Landguardism, canker killing Ghana’s land architecture
A major cause of the problems associated with land acquisition and administration in the country is landguardism. Landguardism involves the employment of thugs to protect lands. The Oxford dictionary defines a land guard “as a member of an organised criminal group employed to protect land and property through the use of violence”.
Security threat
In Ghana, describing landguardism as a menace is an understatement. These are people who demand ransoms from land developers, sell lands illegally, harm people and sometimes even go to the extent of maiming and killing people.
We all remember the tragic incident that befell some police officers who were savagely killed at Ablekuma in the late 90s by land guards.
Landguardism is driven mainly by the desire of people to protect land, terrorise others into giving up their lands and also instilling fear into people. It is a system of the display of power that had gotten out of hand and has become a major national security threat.
There are allegations that land guards have the protection of powerful forces that use them to perpetuate violence to protect their interests. Land guards, therefore, go about their nefarious and illegal activities without fear and continue to terrorise people, cause havoc and create mayhem in society.
Identity, power, survival
Land as a critical component of human existence, symbolises identity, power, survival, development, unity, and depending on how it is managed has the potential to ignite conflicts, break families, cause deaths and even lead to wars.
Thus, land has serious implication on peace and stability, national planning, economic growth, and national security.
In our country, Ghana, problems such as landguardism, illegal and multiple sale of land, corruption in the land acquisition system and some lapses in land administration, coupled with the endless stream and never ending land litigations have become so pervasive and somehow institutionalised that there seems to be no antidote to resolve them.
The high cost of renting also forces many people to use their meagre incomes, and many a time also take loans to acquire lands anyhow so as to develop their own properties. It is, therefore, heart-breaking when such people become prey to land scammers such as land guards, unscrupulous chiefs and land owners who engage in multiple sale of lands.
REGSEC
Recently, the Greater Accra Regional Security Council (REGSEC), led by the Regional Minister, Henry Quartey, decided to inject some sanity by demolishing buildings on government lands belonging to the Centre for Scientific and Industrial Research (CSIR).
The move by the REGSEC, though heart-wrenching, has generally received commendation, but once again it lays bare the challenges in our land acquisition and administration system.
Who sold the lands to such persons, and who even made it possible for people to breach a 200 acre land that had been walled and start building on it.
Worrying phenomenon
Another worrying phenomenon is that, even those who legally acquire lands face serious challenges in trying to regularise their documents as such processes take ages with allegations of corruption in the process. These are worrying but how can we overcome such problems?
What the law says
More particularly, activities of land guards are criminalised.

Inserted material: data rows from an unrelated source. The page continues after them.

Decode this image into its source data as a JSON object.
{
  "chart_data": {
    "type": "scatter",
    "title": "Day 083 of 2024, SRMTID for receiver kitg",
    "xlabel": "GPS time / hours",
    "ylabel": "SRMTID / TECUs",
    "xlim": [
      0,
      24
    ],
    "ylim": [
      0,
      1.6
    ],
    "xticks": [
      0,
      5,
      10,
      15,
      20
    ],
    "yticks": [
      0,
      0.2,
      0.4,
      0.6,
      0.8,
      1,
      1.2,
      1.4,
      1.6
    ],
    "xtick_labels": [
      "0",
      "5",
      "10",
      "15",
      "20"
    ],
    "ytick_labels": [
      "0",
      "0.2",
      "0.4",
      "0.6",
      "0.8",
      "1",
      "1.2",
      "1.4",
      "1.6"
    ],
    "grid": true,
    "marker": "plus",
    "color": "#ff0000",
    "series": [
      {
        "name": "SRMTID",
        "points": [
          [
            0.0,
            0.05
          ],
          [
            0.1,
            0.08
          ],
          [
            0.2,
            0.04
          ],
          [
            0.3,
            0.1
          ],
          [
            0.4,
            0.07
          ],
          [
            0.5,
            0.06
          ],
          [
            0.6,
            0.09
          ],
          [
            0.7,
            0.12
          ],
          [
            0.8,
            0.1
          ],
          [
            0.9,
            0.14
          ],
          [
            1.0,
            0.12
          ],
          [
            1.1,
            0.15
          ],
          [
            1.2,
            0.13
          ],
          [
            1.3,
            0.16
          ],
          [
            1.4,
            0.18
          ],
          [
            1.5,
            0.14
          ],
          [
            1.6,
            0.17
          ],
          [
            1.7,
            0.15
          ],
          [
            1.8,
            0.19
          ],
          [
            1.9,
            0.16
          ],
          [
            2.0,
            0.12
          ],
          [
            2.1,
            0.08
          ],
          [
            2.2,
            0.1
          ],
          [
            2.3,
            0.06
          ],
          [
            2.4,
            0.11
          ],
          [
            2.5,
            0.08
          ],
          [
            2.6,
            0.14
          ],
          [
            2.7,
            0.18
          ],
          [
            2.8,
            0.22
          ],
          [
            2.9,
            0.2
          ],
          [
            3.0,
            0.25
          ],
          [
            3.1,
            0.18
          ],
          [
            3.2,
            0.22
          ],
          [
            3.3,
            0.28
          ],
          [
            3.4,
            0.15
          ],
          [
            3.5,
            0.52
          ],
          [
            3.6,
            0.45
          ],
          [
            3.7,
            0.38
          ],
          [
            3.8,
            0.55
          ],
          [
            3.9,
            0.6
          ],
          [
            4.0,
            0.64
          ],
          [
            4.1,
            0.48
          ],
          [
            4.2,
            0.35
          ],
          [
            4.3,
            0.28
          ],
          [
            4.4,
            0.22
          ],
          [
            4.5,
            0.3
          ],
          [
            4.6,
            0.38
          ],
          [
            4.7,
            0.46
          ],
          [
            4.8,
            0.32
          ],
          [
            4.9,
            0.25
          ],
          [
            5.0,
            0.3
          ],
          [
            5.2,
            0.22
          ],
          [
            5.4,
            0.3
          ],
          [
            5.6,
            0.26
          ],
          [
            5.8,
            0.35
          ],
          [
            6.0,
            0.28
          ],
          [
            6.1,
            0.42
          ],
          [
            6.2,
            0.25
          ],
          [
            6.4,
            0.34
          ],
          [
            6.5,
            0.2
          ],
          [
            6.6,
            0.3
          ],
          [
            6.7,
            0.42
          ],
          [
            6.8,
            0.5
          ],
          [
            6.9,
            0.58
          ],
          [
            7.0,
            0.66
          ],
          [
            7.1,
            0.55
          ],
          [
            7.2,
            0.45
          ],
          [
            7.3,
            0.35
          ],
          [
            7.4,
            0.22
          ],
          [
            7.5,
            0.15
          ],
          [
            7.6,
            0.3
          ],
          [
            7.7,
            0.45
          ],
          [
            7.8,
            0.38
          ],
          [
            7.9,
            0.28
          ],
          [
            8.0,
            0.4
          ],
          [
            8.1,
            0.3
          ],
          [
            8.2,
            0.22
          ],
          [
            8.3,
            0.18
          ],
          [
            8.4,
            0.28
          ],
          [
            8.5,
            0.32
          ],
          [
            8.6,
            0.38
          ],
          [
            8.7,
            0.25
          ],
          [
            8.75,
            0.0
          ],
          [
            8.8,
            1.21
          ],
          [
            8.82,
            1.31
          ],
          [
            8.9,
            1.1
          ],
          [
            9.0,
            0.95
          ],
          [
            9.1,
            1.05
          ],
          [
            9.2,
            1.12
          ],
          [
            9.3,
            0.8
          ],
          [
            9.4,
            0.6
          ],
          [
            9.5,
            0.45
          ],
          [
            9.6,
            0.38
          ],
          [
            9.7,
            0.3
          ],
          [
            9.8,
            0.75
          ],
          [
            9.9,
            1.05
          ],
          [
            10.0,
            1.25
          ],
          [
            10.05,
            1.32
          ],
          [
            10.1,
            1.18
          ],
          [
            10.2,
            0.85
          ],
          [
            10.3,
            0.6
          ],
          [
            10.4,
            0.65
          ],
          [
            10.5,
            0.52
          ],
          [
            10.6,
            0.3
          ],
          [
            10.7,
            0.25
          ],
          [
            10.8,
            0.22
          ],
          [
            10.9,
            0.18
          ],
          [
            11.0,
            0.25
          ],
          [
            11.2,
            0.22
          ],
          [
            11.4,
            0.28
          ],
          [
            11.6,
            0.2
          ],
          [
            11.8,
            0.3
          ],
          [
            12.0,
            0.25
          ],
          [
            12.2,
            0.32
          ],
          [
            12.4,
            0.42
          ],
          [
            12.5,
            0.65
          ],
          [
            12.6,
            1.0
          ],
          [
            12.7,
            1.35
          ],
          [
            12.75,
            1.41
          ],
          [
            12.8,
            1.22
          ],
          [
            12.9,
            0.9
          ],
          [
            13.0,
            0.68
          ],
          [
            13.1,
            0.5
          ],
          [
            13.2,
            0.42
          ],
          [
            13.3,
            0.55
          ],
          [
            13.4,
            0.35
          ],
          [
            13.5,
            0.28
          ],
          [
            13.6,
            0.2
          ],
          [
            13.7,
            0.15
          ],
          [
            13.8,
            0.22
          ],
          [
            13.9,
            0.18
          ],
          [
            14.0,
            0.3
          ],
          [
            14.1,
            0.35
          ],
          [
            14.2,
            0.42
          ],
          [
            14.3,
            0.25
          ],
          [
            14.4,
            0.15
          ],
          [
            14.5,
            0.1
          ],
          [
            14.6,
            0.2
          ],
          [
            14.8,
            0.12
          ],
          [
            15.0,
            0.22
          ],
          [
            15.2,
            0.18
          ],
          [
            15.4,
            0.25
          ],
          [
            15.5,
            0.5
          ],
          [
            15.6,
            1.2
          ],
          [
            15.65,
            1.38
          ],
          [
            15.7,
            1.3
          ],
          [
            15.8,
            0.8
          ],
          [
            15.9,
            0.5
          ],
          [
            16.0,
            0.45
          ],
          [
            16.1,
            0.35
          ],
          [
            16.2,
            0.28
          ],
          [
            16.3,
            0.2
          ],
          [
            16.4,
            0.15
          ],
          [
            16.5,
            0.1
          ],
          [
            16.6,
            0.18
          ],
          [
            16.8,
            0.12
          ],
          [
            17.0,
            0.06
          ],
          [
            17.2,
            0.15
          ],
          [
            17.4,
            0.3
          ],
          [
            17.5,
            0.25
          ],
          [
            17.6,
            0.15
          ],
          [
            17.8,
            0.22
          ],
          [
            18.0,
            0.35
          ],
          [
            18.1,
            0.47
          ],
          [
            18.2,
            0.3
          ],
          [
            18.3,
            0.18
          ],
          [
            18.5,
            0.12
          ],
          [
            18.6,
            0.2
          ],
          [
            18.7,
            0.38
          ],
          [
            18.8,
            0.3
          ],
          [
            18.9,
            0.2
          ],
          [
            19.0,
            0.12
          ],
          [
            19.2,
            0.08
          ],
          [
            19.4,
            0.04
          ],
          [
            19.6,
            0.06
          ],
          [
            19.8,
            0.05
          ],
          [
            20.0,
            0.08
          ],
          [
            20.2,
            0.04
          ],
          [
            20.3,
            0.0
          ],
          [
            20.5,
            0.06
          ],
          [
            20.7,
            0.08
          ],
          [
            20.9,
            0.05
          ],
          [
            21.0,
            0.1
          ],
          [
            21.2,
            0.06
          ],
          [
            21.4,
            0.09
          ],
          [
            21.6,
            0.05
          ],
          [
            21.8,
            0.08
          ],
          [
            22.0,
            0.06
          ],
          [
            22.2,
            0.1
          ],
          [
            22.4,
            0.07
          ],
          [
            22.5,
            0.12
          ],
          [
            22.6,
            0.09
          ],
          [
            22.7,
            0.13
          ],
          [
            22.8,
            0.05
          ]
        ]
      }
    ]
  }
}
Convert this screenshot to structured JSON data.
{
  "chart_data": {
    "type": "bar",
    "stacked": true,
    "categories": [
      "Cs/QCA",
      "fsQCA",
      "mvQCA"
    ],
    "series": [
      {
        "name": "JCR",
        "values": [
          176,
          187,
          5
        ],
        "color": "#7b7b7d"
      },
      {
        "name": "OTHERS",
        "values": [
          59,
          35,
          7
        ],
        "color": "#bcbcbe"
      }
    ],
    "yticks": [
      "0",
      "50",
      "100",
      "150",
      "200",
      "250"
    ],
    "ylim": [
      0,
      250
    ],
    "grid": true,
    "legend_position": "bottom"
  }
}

Assault, threat to kill and murder are already activities outlawed by the Criminal Offences Act, 1960 (Act 29).
Most importantly, the Land Act, 2020 (Act 1036) specifically makes it an offence for one to engage in landguardism or employ the services of land guards, with punishment of up to 15 years imprisonment.
Section 12 (1) of Act 1036 stipulates that a person
(a) “who unlawfully exercises or purports to supervise or control land development,”
(b) “has no interest in land and extorts money or other benefits from a person who has interest in land, or prevents a developer from developing the land;”
(c) or “personally or through another person unlawfully uses force or violence to prevent a person who has interest in land from having access to the land or drives that person with an interest in land from the land’’
“commits an offence and is liable on a summary conviction to a term of imprisonment of not less than five years and not more than 15 years’’.
Section 12(2) of Act 1036 provides that a person who by him or herself or through another person uses force to prevent a lawful land owner from developing the land, commits an offence and is liable to a term of imprisonment of not less than 10 years and not more than 15 years.
Landguardism menace
Since it became law in 2020, it seems there had not been enough sensitisation to educate the public that landguardism has now been designated as a criminal offence with serious penal consequences. The public must be educated to help people understand that the state has taken a strong stance on landguardism.
Also, education alone will not resolve the landguardism menace. It has to be supported with rigorous enforcement to deter land guards, potential land guards and their benefactors from continuing with their nefarious activities.
If one or two culprits are jailed for 15 years for landguardism, I am sure the signal will be clear that landguardism is a serious offence that would not and must not be tolerated in Ghana.